The Economics of Scale: Coil-Fed Laser Processing
The advent of turnkey and completely integrated coil-fed laser processing systems promises to enable serious reductions in part costs.
Posted: September 29, 2023
It’s not an unusual sight in the metal processing world to find cut-to-length blanking operations or stamping operations fed by sheet metal on rolled coils. When feasible, processing material coils instead of stacks of flat sheets can offer distinct economies of scale in the factory. The setup time for individual coils compared to individual sheets is rather long due to the size and weight of rolled material; however, this is more than offset by the elimination of material setup once the coil is loaded. One coil will keep feeding metal processing operations many times longer than a single sheet. Coiled sheet metal tends to be very competitively priced compared with the same weight of sheet metal that has been cut to size and stacked, so raw material savings can also be achieved by working from a coil. Still, starting from coil stock isn’t an approach very often applied to metal fabrication because of the handling involved and inherent limitations.
Due to these basic considerations, coil processing only becomes attractive in higher-volume, lower-mix metal processing operations. Unfortunately, feeding a cut-to-length line with a shear or a stamping press further limits the flexibility of operating from coiled material. These processes are really geared toward making very few varieties of parts, or even only one part. In many high-volume, low-part variety operations, flexibility is not a high requirement, but stamping can still be too restrictive to be economical. A factory that has to produce 30 different part numbers in a shift on a specific production line doesn’t need a huge degree of flexibility, but they probably need more than a stamping line can provide. Additionally, if the parts are subject to regular revision, stamping will be increasingly costly.
Highly Productive Laser Blanking from Coil
Enter the coil-fed laser cutting line. These systems combine the excellent material utilization possible with coiled sheet metal to the high degree of processing flexibility of flatbed laser cutting machines to make a system that is something of a hybrid. It is much more flexible than a stamping or cut-to-length line, yet still focused on providing excellent throughput and low cost-per-part in the high volume, low variety production environment. A coil-fed laser cutting system can process a wide variety of finished parts or sized blanks without any costly and time-consuming retooling, only a few minutes of reprogramming that can be accomplished parallel to the current production on the system.
A coil-fed laser system can be utilized to feed a limited variety of parts (really based on material type and thickness, because changeover is to be avoided) to downstream sheet metal fabrication operations, like bending and welding. In factories that are accustomed to processing very long runs in the same material type and thickness, but need the geometric flexibility of a laser, the coil laser could be an excellent strategy to ratchet down production costs. Whether the laser is required because of regular part revisions, or very complex part shapes, or just due to the tolerance and precision of the features, the coil laser system addresses these needs at a potentially much lower material cost than a dedicated sheet cutting machine.

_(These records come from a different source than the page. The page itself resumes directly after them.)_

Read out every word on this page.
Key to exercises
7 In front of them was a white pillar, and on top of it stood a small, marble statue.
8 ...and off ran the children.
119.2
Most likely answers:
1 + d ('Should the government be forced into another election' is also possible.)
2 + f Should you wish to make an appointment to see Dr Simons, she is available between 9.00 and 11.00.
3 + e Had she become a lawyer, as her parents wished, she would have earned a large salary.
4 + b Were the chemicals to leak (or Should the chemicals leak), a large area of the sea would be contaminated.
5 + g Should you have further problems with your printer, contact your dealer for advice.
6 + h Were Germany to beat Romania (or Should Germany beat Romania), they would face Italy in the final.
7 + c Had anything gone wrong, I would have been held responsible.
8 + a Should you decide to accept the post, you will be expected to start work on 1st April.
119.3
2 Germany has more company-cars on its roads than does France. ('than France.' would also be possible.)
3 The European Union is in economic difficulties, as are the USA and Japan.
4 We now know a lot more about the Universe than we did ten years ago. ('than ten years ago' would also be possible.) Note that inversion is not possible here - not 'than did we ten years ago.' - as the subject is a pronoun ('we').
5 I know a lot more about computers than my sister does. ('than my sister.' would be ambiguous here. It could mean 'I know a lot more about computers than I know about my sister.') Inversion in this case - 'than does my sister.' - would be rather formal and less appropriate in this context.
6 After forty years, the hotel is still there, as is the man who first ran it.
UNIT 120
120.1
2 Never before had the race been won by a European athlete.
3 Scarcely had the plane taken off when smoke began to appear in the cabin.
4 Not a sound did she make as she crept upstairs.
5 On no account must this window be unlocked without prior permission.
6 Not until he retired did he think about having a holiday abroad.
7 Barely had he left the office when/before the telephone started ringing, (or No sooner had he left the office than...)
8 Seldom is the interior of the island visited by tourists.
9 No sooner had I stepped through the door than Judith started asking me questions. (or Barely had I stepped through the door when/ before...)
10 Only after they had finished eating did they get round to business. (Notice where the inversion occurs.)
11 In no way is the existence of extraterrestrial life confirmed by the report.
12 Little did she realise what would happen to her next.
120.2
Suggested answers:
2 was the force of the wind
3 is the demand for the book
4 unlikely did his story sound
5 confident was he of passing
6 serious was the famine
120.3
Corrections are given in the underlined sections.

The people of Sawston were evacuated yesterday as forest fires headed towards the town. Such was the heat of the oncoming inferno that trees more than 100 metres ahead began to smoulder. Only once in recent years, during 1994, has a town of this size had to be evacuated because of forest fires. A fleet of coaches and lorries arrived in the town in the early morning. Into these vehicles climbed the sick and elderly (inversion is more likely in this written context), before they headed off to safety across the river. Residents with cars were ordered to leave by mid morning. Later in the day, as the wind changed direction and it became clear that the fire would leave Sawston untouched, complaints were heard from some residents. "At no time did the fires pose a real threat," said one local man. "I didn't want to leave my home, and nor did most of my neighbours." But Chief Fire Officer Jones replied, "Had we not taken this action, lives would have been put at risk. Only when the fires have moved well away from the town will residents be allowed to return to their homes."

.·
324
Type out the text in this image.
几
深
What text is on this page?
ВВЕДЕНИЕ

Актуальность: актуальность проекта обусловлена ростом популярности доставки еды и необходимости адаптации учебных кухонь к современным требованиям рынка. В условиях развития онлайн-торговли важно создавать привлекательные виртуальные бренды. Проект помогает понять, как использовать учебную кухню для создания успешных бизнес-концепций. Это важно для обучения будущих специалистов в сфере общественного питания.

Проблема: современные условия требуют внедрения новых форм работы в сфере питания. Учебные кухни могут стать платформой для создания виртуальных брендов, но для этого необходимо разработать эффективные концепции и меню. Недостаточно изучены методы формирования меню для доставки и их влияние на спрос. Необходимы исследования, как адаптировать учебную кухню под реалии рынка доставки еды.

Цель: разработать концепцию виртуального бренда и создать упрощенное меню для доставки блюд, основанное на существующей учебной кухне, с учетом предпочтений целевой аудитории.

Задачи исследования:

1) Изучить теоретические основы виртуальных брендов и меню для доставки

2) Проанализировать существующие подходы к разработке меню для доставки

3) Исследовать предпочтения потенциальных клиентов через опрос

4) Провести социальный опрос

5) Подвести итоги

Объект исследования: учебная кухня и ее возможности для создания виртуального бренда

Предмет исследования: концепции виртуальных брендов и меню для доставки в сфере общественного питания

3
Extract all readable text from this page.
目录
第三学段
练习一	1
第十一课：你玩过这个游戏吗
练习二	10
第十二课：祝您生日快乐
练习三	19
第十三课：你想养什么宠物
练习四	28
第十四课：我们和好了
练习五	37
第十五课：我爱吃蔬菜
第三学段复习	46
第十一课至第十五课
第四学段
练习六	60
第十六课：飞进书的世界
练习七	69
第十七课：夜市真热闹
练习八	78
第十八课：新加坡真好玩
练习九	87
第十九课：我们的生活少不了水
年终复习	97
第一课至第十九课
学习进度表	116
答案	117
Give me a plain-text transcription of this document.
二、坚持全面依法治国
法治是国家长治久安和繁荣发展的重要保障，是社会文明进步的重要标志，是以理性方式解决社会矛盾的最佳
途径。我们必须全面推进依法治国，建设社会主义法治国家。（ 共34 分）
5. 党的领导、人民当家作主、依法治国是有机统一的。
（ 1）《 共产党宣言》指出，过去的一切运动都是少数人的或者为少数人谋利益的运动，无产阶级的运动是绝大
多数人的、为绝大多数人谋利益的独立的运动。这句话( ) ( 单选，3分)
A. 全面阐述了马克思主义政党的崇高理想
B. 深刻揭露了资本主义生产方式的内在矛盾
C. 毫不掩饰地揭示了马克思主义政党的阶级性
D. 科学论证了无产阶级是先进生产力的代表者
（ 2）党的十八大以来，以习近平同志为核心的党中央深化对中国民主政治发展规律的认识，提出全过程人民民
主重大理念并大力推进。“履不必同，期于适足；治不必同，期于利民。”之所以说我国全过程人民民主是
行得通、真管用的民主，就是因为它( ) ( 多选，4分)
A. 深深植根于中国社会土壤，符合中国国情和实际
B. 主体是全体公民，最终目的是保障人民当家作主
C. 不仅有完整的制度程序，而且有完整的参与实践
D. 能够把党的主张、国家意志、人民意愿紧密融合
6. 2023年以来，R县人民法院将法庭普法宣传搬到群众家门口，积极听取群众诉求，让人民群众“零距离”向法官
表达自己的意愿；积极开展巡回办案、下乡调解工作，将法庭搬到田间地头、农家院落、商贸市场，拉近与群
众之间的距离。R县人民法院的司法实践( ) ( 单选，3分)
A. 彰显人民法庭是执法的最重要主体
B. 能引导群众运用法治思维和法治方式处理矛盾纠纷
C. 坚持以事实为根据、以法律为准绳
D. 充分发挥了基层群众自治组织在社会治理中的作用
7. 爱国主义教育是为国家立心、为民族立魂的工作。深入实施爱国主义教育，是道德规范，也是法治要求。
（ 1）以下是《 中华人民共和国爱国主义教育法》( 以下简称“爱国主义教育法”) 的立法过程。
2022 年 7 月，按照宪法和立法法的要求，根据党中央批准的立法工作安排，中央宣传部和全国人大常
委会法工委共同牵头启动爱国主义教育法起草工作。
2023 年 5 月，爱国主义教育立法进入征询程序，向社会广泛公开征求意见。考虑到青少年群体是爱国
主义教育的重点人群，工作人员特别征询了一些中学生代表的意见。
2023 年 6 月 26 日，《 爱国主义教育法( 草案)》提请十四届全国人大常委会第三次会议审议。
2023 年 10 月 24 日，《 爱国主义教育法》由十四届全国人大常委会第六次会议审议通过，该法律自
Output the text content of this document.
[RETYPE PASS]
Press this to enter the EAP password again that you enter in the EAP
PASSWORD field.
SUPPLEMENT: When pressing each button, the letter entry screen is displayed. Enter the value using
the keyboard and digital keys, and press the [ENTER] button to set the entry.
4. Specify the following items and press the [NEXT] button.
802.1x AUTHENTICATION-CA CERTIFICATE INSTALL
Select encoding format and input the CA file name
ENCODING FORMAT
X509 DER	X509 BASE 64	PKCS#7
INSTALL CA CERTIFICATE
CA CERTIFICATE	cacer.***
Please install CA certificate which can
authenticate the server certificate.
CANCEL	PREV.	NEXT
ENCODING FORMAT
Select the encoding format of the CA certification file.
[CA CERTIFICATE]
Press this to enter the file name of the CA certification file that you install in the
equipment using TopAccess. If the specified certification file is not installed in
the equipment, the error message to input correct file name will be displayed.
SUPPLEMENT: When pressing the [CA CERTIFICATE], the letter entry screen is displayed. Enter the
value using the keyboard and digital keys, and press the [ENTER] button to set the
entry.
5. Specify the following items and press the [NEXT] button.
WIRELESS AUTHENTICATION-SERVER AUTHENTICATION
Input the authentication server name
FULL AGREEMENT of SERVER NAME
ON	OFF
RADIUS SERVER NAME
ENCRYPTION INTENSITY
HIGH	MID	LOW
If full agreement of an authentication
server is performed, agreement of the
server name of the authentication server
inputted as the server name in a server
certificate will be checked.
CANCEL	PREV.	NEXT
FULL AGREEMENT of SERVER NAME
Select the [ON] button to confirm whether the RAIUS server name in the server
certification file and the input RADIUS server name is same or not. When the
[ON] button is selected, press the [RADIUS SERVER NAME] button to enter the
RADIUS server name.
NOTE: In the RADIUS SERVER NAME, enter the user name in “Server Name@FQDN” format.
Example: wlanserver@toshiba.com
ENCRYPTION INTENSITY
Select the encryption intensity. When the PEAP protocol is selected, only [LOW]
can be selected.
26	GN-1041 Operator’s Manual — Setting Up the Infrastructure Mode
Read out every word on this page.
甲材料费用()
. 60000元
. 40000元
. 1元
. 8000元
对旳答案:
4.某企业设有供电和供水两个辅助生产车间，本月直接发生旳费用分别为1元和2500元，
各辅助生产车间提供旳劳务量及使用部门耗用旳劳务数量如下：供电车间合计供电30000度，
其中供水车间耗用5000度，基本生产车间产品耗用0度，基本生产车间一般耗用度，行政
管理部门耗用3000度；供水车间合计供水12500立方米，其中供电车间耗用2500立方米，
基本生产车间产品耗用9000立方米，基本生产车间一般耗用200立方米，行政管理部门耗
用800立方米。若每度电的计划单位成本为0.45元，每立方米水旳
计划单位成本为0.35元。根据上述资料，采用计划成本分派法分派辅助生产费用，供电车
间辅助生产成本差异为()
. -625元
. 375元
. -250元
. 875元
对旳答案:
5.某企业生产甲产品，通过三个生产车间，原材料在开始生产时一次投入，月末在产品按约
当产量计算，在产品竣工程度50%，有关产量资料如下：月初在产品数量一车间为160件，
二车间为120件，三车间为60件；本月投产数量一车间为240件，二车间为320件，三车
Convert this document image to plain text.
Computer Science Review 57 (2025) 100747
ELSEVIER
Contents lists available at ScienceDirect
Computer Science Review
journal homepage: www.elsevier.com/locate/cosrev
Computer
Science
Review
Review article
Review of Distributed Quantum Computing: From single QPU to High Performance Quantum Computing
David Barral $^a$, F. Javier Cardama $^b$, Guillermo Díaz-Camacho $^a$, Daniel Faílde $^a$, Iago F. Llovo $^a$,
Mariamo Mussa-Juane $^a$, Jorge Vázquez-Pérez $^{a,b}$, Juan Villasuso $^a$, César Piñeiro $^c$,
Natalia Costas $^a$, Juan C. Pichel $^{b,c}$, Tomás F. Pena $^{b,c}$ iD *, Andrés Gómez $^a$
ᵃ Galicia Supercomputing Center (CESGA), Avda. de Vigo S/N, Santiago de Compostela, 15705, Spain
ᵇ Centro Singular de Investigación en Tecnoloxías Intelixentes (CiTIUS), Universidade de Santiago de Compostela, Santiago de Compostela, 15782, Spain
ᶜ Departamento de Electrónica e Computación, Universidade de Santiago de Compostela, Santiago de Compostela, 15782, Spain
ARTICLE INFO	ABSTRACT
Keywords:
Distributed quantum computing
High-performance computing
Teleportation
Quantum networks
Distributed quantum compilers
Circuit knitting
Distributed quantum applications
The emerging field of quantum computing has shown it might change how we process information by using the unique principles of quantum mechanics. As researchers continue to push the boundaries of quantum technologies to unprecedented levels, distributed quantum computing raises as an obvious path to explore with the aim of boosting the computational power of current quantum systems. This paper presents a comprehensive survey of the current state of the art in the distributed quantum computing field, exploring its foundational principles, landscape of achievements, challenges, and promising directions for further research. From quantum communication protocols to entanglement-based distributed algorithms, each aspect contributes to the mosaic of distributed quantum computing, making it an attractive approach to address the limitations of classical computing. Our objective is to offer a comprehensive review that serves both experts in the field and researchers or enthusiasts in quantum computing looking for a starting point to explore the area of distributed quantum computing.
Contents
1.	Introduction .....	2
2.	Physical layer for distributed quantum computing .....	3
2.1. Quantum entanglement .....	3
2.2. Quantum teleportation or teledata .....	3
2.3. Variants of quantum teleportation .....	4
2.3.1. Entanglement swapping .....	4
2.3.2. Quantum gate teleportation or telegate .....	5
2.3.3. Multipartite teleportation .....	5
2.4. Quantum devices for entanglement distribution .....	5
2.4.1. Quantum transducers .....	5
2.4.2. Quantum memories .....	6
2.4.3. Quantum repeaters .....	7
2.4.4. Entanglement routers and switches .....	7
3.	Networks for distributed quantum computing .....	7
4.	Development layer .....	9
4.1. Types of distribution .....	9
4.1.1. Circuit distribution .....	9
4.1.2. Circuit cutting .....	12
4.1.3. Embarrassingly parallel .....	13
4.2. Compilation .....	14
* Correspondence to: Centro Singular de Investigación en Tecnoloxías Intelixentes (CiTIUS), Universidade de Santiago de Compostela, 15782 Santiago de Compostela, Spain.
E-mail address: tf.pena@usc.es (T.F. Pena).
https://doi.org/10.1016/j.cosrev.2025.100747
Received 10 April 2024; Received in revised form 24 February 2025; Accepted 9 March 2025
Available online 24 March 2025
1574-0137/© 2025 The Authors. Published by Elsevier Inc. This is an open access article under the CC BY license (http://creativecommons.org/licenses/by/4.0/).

Laser coil lines could also be deployed as a blanking and sheet cutting system to feed other flat sheet processing operations. Take the case of a contract manufacturing facility with a large number of simultaneous cutting processes going on: laser cutting machines, punches, plasma cutters all following their own production plans, churning out parts. A coil laser system could be used to feed high quality sheet material to other parts of the factory, according to schedule, faster and more easily, than truckloads of stacked sheet metal can be delivered over the road by a vendor and unloaded from a trailer. A setup like this could allow a large-scale fabricator that requires high production flexibility to still see the benefit of starting from a coil.
In addition to feeding a laser cutting process directly from a coil, these systems can include an integrated leveling step as well. Passing the incoming material through a leveling process removes stress inherent in the material and tends to result in uniformly high-quality sheet metal. If material bowing during and after the sheet cutting process is a high concern, pre-leveling the raw material addresses this well. Leveled material also forms more consistently in bending operations and shows reduced deformation during welding compared to unleveled sheet metal. In this way the ability to integrate leveling into the sheet cutting process can truly result in substantial savings and reduced rework further down the production value stream.
Without the need for heavy customization, the installation and ramp-up period for such a line can be reduced dramatically. Standardization of the components in the coil-fed laser production line also makes programming and operating the system, not to mention maintaining it over the long term, much easier to manage. With the ability to have robotic part and blank sorting as a final step, these systems are also ready to be part of a highly automated smart factory. The advent of turnkey and completely integrated coil-fed laser processing systems promises to enable serious reductions in part costs in the right manufacturing setting and might just create a new business model for large-scale fabricators.